Challenging but worthwhile
For both the Helsinki-based investment institutions, taking the novel route of participating in the development of ETFs has had its pros and cons. An advantage of the approach, says Kaskela, is the transparency of the methodology, and the possibility of shaping the methodology to fit a particular organisation’s own ESG principles. “On the other hand, the process of developing a tailor-made methodology can be time consuming, and you need to be aware of different ESG datasets that are available to use,” she notes. “Also, for many ESG data fields, the historical data is relatively short, which makes back-tests far into the past highly irrelevant, and at the same time predicting the future performance a bit more difficult.” Although collaborating with the ETF sponsors involved a lot of discussion of different ideas, which were then tested until all parties agreed on the methodology, she says that all in all, the process was straightforward.

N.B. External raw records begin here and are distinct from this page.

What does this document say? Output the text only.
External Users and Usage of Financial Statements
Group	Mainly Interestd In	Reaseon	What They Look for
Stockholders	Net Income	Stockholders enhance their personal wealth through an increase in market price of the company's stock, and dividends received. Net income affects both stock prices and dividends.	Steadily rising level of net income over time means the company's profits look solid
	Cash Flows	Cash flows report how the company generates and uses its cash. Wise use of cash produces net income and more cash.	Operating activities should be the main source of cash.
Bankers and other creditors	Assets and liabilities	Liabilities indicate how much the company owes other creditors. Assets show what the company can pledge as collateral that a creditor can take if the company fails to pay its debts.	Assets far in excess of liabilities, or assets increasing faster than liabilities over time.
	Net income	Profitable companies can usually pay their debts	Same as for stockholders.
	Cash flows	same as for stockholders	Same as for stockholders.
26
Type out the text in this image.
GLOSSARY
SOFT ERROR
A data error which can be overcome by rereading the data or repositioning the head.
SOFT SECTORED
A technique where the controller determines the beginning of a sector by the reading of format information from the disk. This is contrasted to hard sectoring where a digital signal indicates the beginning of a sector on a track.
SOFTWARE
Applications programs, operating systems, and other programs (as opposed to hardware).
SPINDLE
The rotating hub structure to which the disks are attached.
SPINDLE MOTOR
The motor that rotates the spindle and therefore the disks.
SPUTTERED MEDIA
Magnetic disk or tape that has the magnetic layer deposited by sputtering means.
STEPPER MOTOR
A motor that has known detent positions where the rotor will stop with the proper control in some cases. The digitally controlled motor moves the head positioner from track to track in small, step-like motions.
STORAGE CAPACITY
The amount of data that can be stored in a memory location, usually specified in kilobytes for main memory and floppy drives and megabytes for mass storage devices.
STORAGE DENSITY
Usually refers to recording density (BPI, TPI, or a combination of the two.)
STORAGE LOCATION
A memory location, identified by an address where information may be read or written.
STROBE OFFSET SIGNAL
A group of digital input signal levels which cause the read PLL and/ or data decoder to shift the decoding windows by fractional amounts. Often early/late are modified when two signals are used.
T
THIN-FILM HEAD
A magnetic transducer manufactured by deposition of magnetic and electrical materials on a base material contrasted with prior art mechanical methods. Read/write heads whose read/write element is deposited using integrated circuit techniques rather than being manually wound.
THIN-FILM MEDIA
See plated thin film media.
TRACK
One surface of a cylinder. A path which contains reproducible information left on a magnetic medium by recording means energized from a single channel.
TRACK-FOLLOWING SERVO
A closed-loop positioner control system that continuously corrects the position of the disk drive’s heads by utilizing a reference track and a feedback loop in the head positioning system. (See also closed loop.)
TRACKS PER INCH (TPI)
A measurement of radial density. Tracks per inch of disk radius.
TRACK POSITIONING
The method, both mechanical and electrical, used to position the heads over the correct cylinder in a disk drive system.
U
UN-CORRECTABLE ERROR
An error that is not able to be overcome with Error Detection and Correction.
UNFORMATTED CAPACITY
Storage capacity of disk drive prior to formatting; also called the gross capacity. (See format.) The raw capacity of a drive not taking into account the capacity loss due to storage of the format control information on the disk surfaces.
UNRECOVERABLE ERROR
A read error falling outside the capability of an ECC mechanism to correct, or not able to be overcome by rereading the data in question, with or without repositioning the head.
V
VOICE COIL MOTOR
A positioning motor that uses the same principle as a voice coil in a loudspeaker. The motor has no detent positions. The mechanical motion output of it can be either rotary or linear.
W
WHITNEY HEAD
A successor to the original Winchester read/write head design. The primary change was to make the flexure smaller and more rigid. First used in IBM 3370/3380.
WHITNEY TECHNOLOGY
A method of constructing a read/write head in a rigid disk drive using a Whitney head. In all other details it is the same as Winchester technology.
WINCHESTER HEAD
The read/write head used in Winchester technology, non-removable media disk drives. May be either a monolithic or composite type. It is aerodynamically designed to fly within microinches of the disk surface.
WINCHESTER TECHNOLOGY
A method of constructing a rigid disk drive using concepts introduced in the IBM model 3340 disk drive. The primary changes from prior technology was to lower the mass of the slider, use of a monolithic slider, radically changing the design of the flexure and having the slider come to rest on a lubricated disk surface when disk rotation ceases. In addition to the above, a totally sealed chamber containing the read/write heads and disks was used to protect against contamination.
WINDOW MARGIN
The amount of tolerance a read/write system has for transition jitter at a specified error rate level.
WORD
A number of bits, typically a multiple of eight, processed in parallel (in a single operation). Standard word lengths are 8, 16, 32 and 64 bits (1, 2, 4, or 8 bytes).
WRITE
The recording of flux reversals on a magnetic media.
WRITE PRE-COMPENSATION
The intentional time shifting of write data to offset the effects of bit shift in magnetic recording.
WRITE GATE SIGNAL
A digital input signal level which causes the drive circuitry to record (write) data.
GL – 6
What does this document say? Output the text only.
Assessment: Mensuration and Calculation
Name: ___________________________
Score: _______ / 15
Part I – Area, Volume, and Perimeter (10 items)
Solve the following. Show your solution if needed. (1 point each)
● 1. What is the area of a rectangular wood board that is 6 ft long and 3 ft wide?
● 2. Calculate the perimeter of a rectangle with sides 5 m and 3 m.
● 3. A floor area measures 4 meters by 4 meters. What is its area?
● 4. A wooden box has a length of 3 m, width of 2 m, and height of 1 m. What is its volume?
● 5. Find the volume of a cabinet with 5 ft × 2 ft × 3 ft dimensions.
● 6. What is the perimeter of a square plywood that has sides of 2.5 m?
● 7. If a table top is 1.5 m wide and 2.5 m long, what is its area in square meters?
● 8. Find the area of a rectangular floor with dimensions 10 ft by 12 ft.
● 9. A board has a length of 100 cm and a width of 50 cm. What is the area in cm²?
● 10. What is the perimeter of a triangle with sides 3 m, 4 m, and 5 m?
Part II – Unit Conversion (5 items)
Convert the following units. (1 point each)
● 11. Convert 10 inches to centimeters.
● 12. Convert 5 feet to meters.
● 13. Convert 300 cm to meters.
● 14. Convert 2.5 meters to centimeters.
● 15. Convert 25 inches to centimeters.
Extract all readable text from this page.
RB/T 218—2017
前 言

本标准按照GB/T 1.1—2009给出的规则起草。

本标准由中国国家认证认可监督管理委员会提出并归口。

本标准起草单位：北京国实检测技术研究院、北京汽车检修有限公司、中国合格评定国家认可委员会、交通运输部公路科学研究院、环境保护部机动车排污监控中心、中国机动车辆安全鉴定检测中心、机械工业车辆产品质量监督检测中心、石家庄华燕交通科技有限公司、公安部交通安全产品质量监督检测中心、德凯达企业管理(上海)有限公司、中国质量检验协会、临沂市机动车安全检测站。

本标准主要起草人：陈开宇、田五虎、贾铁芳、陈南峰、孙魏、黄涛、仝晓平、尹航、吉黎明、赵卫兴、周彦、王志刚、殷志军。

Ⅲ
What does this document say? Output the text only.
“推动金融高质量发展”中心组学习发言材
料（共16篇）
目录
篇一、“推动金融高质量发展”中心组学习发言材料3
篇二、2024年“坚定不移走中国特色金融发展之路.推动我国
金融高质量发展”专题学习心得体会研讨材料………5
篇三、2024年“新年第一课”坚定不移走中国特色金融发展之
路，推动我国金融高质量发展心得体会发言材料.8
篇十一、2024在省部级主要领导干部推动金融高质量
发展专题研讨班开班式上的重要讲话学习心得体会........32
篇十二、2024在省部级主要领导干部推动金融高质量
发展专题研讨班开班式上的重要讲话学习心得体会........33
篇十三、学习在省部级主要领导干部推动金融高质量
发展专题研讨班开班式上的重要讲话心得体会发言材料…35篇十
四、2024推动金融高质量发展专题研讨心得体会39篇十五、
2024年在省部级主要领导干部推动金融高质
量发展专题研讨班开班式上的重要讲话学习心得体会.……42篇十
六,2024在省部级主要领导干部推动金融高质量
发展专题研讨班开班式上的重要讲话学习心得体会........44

The idea of creating a bespoke product originated internally from Varma’s head of listed investments, she says, but implementing ESG in passive index investments had been discussed at Varma long before that. “Our principles for responsible investment and especially our climate policy include numerous ambitions and targets for our investments, including passive investments, which have also worked as a guide for these kinds of developments,” she says.
Is Varma likely to engage in more collaborations in the ETF space? Kaskela points to the huge increase there has been in the number of ESG ETFs available, and the fact that the methodologies behind these vehicles are becoming more and more diverse. “So it may make sense to explore those options,” she says.
Varma is also following the development of the EU Sustainable Benchmark regulation, which she says is sure to have an impact on the products the pensions insurer invests in in the future. “At the same time, the great thing about bespoke products is that you know exactly what you are going to get, and I believe there is always a place for them,” says Kaskela.
Kaskela asserts that responsible investment needs to be essential part of every investment decision, so the passive index investment space needs to be more responsible too. “This is important because capital market overall has become more and more passive,” she says.
As head of responsible investment, Kaskela notes that active ownership, including voting at shareholder meetings, is trickier for investors when it comes to passive index investment, and in many cases impossible, since investors do not own the underlying companies directly.
Resolving this problem may involve some additional and alternative ways to engage with the underlying companies, she says – either directly or via a third party.